According to legend around Tolu, if you touch or step on a certain rock - no one seems to know for sure just where or which stone it is - that you will always come back to the small Ohio River town.
But in July 1983 some regularly attending members of the yearly Tolu School Reunion got together and had Henry and Henry Monuments create a real Tolu Touchstone.
At this time there was a large number of the past school students and teachers who would attend these yearly gatherings at Tolu.
The simple inscription engraved in the face of the rock, "Welcome Home," meant a lot to some of the Tolu graduates that would come from many places to visit their former friends and classmates from Tolu School.
The stone sits on a masonry foundation built by Darrell Sherer in front of the steps to the former Tolu Methodist Church site across from the old Tolu Bank building on the corner of First Street and Orchard Avenue.
The crowd this day in July 1983 gathered around the stone, some placed pennies on the stone for good luck and in hopes they would be able to return the next years for the reunion.

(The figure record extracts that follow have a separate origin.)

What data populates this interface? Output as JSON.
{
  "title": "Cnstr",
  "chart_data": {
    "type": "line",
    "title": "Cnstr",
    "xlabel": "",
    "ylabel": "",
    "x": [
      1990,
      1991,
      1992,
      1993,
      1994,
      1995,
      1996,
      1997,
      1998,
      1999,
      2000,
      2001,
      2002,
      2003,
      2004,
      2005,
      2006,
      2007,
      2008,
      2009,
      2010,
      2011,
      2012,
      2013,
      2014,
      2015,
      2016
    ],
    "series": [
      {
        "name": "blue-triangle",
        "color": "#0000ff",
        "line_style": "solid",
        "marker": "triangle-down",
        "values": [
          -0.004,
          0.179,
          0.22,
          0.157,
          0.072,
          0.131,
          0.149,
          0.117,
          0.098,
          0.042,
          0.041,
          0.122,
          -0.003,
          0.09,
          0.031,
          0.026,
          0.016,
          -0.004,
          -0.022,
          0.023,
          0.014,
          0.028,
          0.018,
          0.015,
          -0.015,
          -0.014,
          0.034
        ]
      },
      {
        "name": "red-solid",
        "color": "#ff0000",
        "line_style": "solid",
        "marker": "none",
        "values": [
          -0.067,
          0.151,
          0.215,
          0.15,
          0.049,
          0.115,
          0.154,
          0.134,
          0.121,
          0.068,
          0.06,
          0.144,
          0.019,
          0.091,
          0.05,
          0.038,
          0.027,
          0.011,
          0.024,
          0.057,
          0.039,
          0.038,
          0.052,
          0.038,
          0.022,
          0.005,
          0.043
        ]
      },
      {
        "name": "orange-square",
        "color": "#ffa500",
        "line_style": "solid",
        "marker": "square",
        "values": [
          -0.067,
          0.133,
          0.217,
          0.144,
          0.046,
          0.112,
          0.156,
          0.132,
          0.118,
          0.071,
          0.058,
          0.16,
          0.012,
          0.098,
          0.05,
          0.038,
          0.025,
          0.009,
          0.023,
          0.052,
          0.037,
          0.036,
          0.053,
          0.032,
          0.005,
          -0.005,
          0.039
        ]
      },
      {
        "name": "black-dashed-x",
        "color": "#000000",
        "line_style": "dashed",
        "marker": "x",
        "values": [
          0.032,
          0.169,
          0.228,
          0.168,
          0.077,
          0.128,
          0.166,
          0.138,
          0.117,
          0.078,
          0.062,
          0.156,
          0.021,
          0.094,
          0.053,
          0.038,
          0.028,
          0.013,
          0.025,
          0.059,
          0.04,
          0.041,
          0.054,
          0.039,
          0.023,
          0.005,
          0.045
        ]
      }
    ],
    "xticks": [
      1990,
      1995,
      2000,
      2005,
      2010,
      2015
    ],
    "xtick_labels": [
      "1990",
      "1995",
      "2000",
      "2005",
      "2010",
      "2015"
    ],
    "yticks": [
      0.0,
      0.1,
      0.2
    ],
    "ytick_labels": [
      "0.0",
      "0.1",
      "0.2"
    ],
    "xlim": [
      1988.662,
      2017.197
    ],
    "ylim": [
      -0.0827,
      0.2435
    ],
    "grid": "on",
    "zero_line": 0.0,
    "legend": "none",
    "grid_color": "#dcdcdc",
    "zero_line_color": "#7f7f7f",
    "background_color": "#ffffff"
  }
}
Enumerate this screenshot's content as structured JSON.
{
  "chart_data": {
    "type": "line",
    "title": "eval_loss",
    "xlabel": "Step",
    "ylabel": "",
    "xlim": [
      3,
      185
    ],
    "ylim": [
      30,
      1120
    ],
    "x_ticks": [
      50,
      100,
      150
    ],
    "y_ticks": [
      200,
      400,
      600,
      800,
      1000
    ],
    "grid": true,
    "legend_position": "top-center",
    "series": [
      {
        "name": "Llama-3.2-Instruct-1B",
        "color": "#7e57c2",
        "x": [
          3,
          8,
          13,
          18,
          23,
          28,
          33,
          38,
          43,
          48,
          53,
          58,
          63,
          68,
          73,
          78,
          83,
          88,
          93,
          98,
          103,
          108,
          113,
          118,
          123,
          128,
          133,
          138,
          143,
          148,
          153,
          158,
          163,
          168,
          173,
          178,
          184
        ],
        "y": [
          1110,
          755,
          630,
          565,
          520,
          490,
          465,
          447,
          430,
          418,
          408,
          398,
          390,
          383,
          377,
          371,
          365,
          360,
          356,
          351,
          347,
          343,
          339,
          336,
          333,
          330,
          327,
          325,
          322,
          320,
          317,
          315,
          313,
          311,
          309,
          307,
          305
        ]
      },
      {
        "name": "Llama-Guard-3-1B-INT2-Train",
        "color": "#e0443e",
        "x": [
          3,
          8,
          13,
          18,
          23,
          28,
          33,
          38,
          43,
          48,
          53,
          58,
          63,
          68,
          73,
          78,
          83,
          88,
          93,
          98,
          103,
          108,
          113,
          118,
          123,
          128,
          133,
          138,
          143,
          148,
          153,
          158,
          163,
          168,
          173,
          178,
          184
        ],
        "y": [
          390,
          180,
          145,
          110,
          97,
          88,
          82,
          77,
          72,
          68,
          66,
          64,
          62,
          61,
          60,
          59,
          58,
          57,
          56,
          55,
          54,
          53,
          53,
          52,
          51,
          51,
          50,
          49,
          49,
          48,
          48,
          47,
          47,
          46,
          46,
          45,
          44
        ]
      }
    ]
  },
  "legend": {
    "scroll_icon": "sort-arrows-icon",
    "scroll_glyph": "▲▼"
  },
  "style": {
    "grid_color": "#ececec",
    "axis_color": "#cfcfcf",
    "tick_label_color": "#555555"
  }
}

When one bystander was asked if he had anything to say, he quietly answered, "Just being here is enough."
The group slowly made its way back up toward the school building and everyone stopped and placed their hands on the Touchstone.
Now the legend of Tolu will last as long as the stone itself.
These were wonderful times, all of these early reunion attendees are gone now, and the wonderful rural school closed its doors in 1998 to the so-called sound of progress and the students were then bused to the Elementary and Middle school at Marion.
The Tolu community still has the annual school reunion in the summertime, I wonder now if any of these later graduates of the school know the history of the "Tolu Touchstone."